La BCE poursuivra une politique monétaire accommodante tant que cela sera nécessaire. Elle sera attentive aux " effets secondaires " de cette politique et donc, aux taux négatifs. Et la BCE plaide pour que les Etats réalisent davantage d'investissements productifs.

On pourrait s'amuser, comme le fait l'excellent Carsten Brzeski, économiste en chef d'ING Allemagne, de la confusion des genres. " Le discours de Madame Lagarde, dit-il, a beaucoup plus porté sur l'état général de l'Europe et de la zone euro que sur la politique monétaire, suivant la tradition récente selon laquelle les banques centrales préfèrent parler de politiques structurelles et budgétaires plutôt que de politique monétaire. Les politiciens préfèrent parler de politique monétaire plutôt que de politique budgétaire. " Chacun, finalement, se refile la patate chaude. Pour les Etats, c'est à la BCE de soutenir l'activité. Pour la BCE, c'est aux Etats de doper la croissance.

Le fait de dépenser beaucoup n'est pas répréhensible en soi. Tout dépend du service que l'on a en retour. Mais les deniers publics sont-ils tous bien employés ?

Alors, qui doit faire l'effort ? On voit mal comment la BCE pourrait faire davantage : elle a poussé les taux aux plus bas et achète déjà des tombereaux d'obligations publiques. Ce serait donc aux pouvoirs publics à aller au charbon. Mais ces derniers hurlent que l'Europe ne leur laisse plus de marge. La Commission vient de crosser plusieurs nations, parmi lesquelles la Belgique, pour ne pas avoir tenu avec assez de fermeté les cordons de la bourse. Le budget belge, à politique inchangée (mais on ne voit pas, dans l'immédiat, comment quitter les douzièmes provisoires), devrait accuser un déficit budgétaire de 4,3% l'an prochain ! Comment, dans ces conditions, accélérer encore l'investissement public ?

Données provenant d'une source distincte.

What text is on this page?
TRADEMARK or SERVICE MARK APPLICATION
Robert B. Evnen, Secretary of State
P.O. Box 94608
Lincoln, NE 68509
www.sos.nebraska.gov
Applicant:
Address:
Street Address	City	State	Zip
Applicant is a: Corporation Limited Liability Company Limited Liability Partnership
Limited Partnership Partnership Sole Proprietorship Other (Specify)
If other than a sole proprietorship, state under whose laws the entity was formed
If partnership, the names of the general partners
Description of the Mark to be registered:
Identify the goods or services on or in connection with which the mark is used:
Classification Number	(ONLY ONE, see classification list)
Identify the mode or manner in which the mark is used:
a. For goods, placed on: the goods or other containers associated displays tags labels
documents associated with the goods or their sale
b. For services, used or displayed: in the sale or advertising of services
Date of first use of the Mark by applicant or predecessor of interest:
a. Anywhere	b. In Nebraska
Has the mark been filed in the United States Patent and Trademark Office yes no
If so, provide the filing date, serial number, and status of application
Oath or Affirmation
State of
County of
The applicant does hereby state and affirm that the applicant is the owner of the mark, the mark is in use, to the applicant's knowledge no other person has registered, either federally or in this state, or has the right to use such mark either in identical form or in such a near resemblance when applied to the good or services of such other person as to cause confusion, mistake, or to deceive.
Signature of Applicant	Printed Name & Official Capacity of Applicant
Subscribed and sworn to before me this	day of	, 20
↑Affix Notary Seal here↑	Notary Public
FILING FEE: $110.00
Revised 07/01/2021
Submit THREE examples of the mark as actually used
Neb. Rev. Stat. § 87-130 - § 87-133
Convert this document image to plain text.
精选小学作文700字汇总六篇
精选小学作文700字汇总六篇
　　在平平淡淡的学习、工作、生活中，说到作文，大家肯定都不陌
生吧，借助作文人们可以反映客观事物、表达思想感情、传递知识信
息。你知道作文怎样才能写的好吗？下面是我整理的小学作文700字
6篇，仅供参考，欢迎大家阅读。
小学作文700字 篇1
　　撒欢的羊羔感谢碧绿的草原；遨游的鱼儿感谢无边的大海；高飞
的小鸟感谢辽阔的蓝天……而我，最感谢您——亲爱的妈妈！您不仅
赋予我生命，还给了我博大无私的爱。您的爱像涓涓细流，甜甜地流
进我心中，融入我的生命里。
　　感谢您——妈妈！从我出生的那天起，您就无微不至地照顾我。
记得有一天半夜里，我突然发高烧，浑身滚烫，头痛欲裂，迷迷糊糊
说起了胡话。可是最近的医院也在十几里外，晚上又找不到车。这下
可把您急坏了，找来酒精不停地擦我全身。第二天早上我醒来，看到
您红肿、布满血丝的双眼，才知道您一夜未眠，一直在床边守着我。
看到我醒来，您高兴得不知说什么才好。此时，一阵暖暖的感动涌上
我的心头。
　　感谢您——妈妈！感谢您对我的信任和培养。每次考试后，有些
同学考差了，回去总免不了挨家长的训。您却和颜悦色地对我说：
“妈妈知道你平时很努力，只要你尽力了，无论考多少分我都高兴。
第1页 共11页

Lorsque nous l'avions rencontré le mois dernier, celui qui était encore commissaire aux Affaires économiques, Pierre Moscovici, nous avait dit : " La bonne question est de se demander comment nous pouvons avoir à la fois des finances publiques bien gérées et dégager des moyens pour investir. Est-ce que cela concerne les règles budgétaires européennes ou la bonne gestion des finances publiques ? " Bonne question, en effet : en Belgique, les dépenses de nos administrations publiques représentent plus de 52% du PIB, bien au-dessus de la moyenne de la zone euro qui est de 47%. Certes, le fait de dépenser beaucoup n'est pas répréhensible en soi. Tout dépend du service que l'on a en retour. Mais les deniers publics sont-ils tous bien employés ?

Nos dépenses d'enseignement pèsent 6,3% du PIB (moyenne européenne : 4,6%). Or, il n'échappe à personne que nous sommes, et plus spécialement en Wallonie et à Bruxelles, bien mal classés dans les enquêtes Pisa. La Finlande, qui dépense pour son enseignement 0,5 point de PIB en moins que nous, se classe dans le top 3 des pays de l'OCDE.

Dans les soins de santé, nous dépensons 7,7% du PIB, contre 7,1 % en moyenne dans la zone euro. Pourtant, dans nos hôpitaux, il n'y a qu'un infirmier pour 10,7 patients, alors que la moyenne européenne est de 1 pour 9. En revanche, comme le pointe le Centre fédéral d'expertise des soins de santé, il y a encore chez nous, par rapport à nos voisins, trop de traitements inadaptés, trop de malades sous antidépresseurs de courte durée, trop d'actes coûteux d'imagerie médicale, trop de dépenses en dépistage inutiles (notamment du cancer du sein sur des femmes de moins de 50 ans)...

Et puis, il y a notre lasagne institutionnelle : il existe, souligne la Cour des comptes, de belles poches d'inefficience qui résultent de l'absence de concertation et de flexibilité entre les diverses entités fédérées.

Lorsque l'on parle donc de soutenir les investissements publics productifs, il n'est pas nécessaire de plomber davantage les budgets. On peut commencer par améliorer la manière dont l'argent public est employé. Et ce ne sont pas les contribuables des communes actionnaires d'Enodia/ Nethys qui nous démentiront.